One of last year’s biggest signifiers of how far humanity hasn’t come was the election of a proudly racist, misogynistic, billionaire celebrity, flanked by a cabinet of far right horrors, as President of the most powerful country in the world. And, as we all know, he is but one face of the snarling, brutal, multi-headed Cerberus that is contemporary global politics. Imagine being a musician who is able to escape from the ghastly reality of modern times into music? To flee from scenes of the world burning on your screen and use music to create some kind of alternate reality, to hide in it? No, me neither. It generally doesn’t work that way and —Bono and other self-appointed great white saviours notwithstanding— thank god. We need artists who don’t turn their faces from the dystopian future in which we are already living, but grab it by the throat.
Whilst Austra are a Canadian band, I mention Trump because the group’s third album Future Politics comes out the day of his inauguration, a coincidence, but a timely one. Much of the album was written during a period of self-imposed isolation for lead singer and songwriter Katie Stelmanis during a time of mourning for, essentially, 2016. The result is Austra’s most political and album to date and also one that contains some of their most danceable songs. Urgent claustrophobic beats and luscious synths meet lyrics that touch on personal vulnerability, political grief and hope for something better.

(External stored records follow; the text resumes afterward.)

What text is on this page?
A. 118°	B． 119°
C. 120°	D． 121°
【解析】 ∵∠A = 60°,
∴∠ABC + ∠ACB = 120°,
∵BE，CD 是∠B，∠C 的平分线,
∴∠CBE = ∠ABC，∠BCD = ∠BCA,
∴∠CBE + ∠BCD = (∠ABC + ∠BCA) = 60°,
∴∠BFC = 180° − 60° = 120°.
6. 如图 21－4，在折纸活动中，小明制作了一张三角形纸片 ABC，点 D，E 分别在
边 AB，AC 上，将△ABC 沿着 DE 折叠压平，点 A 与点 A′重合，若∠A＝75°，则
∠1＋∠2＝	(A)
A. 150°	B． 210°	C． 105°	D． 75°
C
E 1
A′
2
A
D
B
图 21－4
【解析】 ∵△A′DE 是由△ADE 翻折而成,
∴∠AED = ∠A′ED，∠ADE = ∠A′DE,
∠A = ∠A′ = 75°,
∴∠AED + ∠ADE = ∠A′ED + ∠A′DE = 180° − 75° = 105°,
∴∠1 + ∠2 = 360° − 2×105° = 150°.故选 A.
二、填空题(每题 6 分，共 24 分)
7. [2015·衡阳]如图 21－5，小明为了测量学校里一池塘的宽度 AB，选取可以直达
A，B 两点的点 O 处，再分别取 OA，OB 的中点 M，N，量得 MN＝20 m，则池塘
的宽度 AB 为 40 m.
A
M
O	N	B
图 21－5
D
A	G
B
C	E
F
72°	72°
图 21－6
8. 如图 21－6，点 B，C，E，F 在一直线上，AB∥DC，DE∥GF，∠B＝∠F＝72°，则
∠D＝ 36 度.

The album begins with ‘We Were Alive’, which slowly sets the tone by way of synths and beats that combine a sense of gentleness with darkness and urgency, Stelmanis singing, “I know I believed in nothing before”. Stelmanis’ stunning operatic vocals resonate with sadness and loss, but they also send shivers through the body and communicate something language cannot. It’s the same throughout the album; it’s the same with most Austra songs.
Singles ‘Future Politics’ and ‘Utopia’ are danceable bangers. Think going to a club but instead of ludicrously overpriced drinks, narcissistic posers and sexual harassment you are left with the feeling that, with others, you might begin to look the tragic hell humanity has wrought itself squarely in the eyes and begin to confront it. And no, you didn’t do MDMA. ‘Future Politics’ celebrates community and resistance in the face of power that cares nothing for the people it’s meant to serve: “The system won’t help you when your money runs out . . . The grave has been dug/I’m looking for something to rise up above”. ‘Utopia’ sets out a vision of hope but without being free of doubts or blind to complexity, it feels real and human: “It might be fiction but I see it ahead/There’s nothing I wouldn’t do”.
Whilst it has its hopeful moments, there is much darkness in Future Politics. On ‘I’m a Monster’ ominous synths, rise and swirl and lyrics gesture to falling apart: “There must be more to life than this . . . I try try to keep my head on straight”. ‘Gaia’ is named after the Earth Spirit of Greek mythology and longingly laments a planet decimated by human destruction with its refrain of “undo the damage”. Future Politics closes with ‘43’, a track harder, darker and more minimalist in sound than the rest of the record. In contrast the gorgeous ‘I love you more than you love yourself’ opens with the lines, there is nothing in your soul tonight/I only see darkness, but the synths are so lush and Stelmanis's voice so otherworldly these words sound comforting.
Future Politics is political, danceable, dark, shimmering and hopeful. Not a combination easily achievable, but Austra have never been a normal band. Utopia might be fiction, but Future Politics is real, beautiful, necessary.